IGas has announced redundancies, including the chief finance officer, in a £1m cost-cutting programme.
Julian Tedder, who has held the finance post for five years, will step down next month. His responsibilities will transfer to the group financial controller.
The company is also giving up the lease on its London office in September 2020.
Earlier this year, the company warned in its annual accounts:
“should oil price or demand (and therefore revenue) fall further, the Company may not have sufficient funds available for 12 months from the date of approval of these financial statements.”
In a statement to investors today, IGas said it had cut annual costs of about £600,000 so far this year. But it was now undertaking further reductions to save about £1m.
The company said it also proposed to reduce benefits and replace 15% of the salary for almost all board members and senior executives with share options.
The statement said:
“These measures are expected to reduce costs by a further c. £1.0 million such that from end of September 2020, our gross cash savings as compared to 2019 are anticipated to be c. £1.6 million per annum. The one-off cost of implementing these measures is c. £550,000 and will be incurred in 2020.”
The chief executive, Stephen Bowler, said:
“Like many other organisations across all sectors of the economy, we need to preserve cash and however difficult the decision, these are unfortunately very necessary steps which we need to take to be as well placed as possible for the future.”
IGas shut in a number of sites nearly two months ago when oil was trading at $25 a barrel.
Nine IGas fields have resumed production following an improvement in the oil price, the company said today. Some staff, who had been furloughed, have returned to work.

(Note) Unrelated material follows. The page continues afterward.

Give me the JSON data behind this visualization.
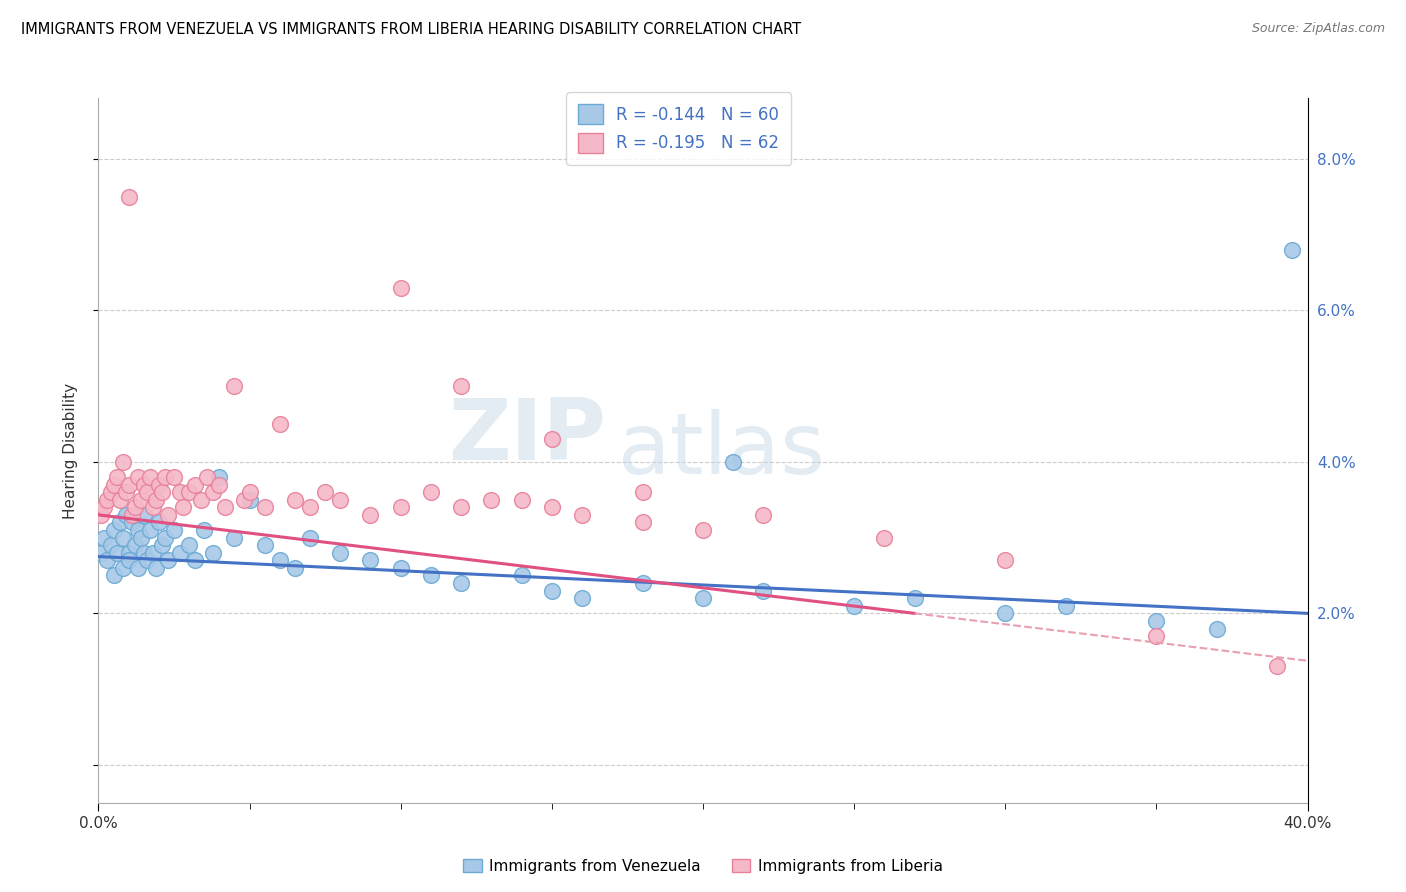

But the company said a further six sites, as well as the Albury gas-to-grid operation, remained shut-in, accounting for 320 barrels of oil equivalent per day (boepd).
The company said it continued to be affected by supply chain interruptions, constraints on the availability of resources and well servicing issues.
“We estimate that the resultant project delivery delays and lower productivity levels will have an annualised impact of c. 150 boepd.”
IGas also downgraded its annual production estimates. In April, it predicted that 2020 production would range from 2,250-2,450 boepd. It now stands at 1,850-2,050 boepd.